Pour la Russie, le soutien diplomatique, économique et militaire (plutôt limité) de la Chine a un prix. Comme le commentateur, Andrei Piontkovsky, aujourd’hui en exil, l’a signalé à plusieurs reprises, l’alliance entre la Russie et la Chine  est « un lapin et un boa constrictor ». La Russie était autrefois un pays beaucoup plus développé que la Chine, en particulier dans le domaine militaire. Cependant, aujourd’hui, ils sont presque sur un pied d’égalité. En termes de population et d’influence économique, la Chine est presque dix fois plus grande que la Russie. Cette dernière, obsédée par les ressources naturelles, réalise timidement que son immense voisin de l’Est a un appétit tout aussi grand pour les matières premières. Cependant, les deux pays sont aujourd’hui presque à égalité.

C’est précisément en raison de leur crainte de la Chine que les Russes ont précédemment équilibré leur rhétorique anti-occidentale par des actions pragmatiques, telles que les exportations d’énergie vers l’Union européenne. Les liens en dehors de l’Occident avec des dictateurs en Afrique en Syrie, au Venezuela et ailleurs ne peuvent pas équilibrer les relations faussées avec Pékin. D’un point de vue tactique, l’amitié avec la Chine peut sembler une décision sensée ; mais d’un point de vue stratégique c’est une folie.

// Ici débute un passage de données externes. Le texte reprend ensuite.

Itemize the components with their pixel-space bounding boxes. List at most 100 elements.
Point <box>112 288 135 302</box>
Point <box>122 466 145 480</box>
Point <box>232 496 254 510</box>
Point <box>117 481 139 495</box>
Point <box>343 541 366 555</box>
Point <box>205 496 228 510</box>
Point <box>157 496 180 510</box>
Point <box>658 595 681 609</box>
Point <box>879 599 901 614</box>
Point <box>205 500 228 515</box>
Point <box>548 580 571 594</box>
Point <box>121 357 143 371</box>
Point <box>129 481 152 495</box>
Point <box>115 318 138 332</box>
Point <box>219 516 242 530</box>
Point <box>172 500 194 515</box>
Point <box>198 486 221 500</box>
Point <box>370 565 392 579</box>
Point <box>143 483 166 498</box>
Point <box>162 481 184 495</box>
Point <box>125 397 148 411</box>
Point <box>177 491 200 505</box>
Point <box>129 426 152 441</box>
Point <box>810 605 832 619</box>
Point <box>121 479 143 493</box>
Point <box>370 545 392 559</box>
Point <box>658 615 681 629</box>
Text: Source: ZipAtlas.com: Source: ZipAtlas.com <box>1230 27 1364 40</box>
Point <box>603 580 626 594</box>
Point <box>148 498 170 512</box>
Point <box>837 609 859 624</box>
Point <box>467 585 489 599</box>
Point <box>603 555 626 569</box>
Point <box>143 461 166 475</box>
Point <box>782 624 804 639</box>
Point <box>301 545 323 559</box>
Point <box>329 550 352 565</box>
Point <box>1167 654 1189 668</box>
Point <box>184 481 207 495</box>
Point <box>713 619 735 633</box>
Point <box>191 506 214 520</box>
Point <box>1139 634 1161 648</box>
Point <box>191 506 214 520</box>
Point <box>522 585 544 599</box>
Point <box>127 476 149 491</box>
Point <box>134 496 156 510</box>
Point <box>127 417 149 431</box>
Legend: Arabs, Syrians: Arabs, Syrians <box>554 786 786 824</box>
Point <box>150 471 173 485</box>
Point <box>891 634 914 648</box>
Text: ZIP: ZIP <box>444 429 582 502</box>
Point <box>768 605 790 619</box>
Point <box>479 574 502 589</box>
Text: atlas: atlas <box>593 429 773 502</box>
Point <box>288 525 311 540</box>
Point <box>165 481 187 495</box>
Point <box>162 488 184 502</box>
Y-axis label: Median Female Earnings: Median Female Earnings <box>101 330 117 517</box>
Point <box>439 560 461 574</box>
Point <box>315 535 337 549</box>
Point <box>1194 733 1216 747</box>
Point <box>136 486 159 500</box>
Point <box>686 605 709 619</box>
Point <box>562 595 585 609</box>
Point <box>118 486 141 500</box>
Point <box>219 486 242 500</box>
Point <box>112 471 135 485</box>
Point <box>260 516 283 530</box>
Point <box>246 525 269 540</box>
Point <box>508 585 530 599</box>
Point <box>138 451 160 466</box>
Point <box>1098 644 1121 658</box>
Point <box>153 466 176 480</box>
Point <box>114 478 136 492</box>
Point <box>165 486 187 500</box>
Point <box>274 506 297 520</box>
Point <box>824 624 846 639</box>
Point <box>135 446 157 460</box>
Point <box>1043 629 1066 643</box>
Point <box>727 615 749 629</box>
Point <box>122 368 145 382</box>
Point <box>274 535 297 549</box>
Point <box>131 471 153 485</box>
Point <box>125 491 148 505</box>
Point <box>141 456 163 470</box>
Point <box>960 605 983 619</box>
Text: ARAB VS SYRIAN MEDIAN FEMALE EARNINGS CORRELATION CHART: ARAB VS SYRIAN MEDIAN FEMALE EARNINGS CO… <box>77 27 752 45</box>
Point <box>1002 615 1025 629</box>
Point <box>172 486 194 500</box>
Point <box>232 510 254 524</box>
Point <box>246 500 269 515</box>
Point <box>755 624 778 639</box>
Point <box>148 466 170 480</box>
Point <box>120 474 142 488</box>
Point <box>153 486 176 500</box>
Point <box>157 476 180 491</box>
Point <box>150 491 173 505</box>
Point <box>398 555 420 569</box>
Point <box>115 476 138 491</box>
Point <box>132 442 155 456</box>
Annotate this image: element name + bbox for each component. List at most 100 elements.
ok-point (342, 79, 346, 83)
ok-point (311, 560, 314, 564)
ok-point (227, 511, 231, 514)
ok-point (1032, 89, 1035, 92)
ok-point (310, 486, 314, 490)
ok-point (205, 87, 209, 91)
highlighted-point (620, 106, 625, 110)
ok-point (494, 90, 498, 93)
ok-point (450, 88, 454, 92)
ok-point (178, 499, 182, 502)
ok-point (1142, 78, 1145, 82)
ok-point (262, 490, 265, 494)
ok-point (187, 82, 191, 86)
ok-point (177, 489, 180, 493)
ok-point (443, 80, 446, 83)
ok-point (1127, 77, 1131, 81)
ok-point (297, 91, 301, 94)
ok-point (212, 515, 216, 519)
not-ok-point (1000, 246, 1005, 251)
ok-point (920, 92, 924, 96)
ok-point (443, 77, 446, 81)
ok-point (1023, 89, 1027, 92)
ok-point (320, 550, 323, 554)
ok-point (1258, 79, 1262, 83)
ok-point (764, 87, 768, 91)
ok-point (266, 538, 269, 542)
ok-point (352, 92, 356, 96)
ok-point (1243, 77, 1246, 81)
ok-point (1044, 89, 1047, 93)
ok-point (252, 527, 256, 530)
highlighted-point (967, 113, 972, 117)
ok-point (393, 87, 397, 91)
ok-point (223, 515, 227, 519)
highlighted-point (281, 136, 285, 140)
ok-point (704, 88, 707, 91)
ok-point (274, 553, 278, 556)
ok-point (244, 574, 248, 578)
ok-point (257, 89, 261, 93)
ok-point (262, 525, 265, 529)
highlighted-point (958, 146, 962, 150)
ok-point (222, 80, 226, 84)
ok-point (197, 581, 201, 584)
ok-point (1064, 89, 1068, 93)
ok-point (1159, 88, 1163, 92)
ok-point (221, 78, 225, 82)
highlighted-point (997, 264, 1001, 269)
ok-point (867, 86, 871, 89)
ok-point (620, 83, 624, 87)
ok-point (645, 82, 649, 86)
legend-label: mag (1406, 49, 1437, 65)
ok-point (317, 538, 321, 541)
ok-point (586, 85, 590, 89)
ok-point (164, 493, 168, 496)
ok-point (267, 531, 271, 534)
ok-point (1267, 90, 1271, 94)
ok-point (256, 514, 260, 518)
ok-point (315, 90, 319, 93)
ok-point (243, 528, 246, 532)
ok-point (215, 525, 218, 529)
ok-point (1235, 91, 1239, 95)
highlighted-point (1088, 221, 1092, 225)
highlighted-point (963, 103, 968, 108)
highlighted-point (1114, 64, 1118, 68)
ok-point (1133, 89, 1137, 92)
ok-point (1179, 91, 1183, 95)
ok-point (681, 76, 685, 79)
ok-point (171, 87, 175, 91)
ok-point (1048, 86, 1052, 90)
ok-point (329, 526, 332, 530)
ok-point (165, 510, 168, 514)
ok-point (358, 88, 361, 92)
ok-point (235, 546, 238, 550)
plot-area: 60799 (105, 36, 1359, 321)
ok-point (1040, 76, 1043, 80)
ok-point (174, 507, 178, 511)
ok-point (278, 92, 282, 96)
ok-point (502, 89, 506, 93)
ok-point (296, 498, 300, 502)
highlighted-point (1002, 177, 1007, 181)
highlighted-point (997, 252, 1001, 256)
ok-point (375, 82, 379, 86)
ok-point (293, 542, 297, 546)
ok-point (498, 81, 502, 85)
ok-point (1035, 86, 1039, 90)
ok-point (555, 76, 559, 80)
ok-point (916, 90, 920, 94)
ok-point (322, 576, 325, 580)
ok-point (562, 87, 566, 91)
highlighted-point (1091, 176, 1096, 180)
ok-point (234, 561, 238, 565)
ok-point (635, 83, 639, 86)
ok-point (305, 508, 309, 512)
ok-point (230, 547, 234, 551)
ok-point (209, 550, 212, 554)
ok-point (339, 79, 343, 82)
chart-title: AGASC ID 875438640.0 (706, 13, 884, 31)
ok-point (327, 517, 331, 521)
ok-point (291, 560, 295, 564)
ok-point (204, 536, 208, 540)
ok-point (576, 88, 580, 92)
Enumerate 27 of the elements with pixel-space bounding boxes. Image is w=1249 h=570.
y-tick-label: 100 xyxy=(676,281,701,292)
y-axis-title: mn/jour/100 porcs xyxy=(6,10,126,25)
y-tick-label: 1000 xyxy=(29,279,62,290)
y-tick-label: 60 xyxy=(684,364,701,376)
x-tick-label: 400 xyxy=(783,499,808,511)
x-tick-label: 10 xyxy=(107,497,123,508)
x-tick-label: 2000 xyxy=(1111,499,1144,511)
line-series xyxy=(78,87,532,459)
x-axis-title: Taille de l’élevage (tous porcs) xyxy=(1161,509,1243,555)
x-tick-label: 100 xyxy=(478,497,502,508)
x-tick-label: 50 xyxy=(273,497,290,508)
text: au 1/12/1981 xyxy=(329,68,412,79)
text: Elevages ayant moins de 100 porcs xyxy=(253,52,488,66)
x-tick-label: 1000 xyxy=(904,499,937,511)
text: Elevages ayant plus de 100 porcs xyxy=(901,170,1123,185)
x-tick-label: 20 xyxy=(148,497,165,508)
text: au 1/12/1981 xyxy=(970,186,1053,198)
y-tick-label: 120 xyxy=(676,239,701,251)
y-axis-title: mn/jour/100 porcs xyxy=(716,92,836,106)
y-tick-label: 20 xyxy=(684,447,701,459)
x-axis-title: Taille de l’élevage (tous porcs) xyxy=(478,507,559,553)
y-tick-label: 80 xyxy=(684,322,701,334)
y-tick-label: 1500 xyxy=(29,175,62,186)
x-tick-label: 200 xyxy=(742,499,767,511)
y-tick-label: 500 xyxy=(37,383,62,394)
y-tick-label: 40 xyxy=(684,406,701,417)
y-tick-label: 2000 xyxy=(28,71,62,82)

La Chine était également confrontée à des dilemmes. La Russie peut apparaître comme un ami de plus en plus utile, mais il est difficile de se lier d’amitié avec elle. Le mandat d’arrêt lancé contre Poutine pour enlèvement d’enfants en Ukraine occupée, l’a rendu indésirable presque partout dans le monde. La Russie est en train de devenir un Etat paria comme l’Iran ou la Corée du Nord. Pour être honnête, le régime chinois lui-même n’hésite pas à enlever des enfants (rappelez-vous le Panchen Lama, qui a été enlevé à l’âge de cinq ans en 1995 et n’a pas été revu depuis). Cependant, en soutenant Poutine, Xi Jinping assume aussi la responsabilité d’autres activités de son protégé, y compris les menaces nucléaires. Par la suite, tout représentant occidental fera valoir cet argument lors des sommets ou des réunions officielles à Pékin.

Mais le plus difficile pour Xi Jinping sera de décider comment se positionner en tant que médiateur crédible pour ramener la paix entre l’Ukraine et la Russie, tout en restant un ami proche de Poutine. Cela semble être une tâche presque impossible. Hormis la facilitation de l’accord récent entre l’Iran et l’Arabie Saoudite, la Chine n’est pas douée pour la diplomatie internationale (en particulier avec son voisin, la Corée du Nord). En Ukraine, les Chinois doivent repartir de zéro, et ce dans le meilleur des cas. Un appel téléphonique de Xi Jinping au président Volodymyr Zelensky serait un début tardif d’engagement chinois, mais pas une raison d’intervenir. L’Ukraine ne va pas faire de compromis : l’offensive russe a ralenti, les armes occidentales arrivent bientôt et une contre-offensive est en cours. Le seul véritable levier de Xi Jinping pourrait être la menace de fournir une aide militaire plus substantielle à la Russie. Cependant, cela pourrait rendre les États-Unis encore plus furieux. À moins que le dirigeant chinois ne veuille s’engager dans une confrontation ouverte avec l’Occident maintenant, mais cette option n’est pas très viable.

Cependant, en misant sur la paix, Xi Jinping risque de perdre la face en cas d’échec. Et il n’offrira pas à Poutine un désordre aussi dangereux et coûteux.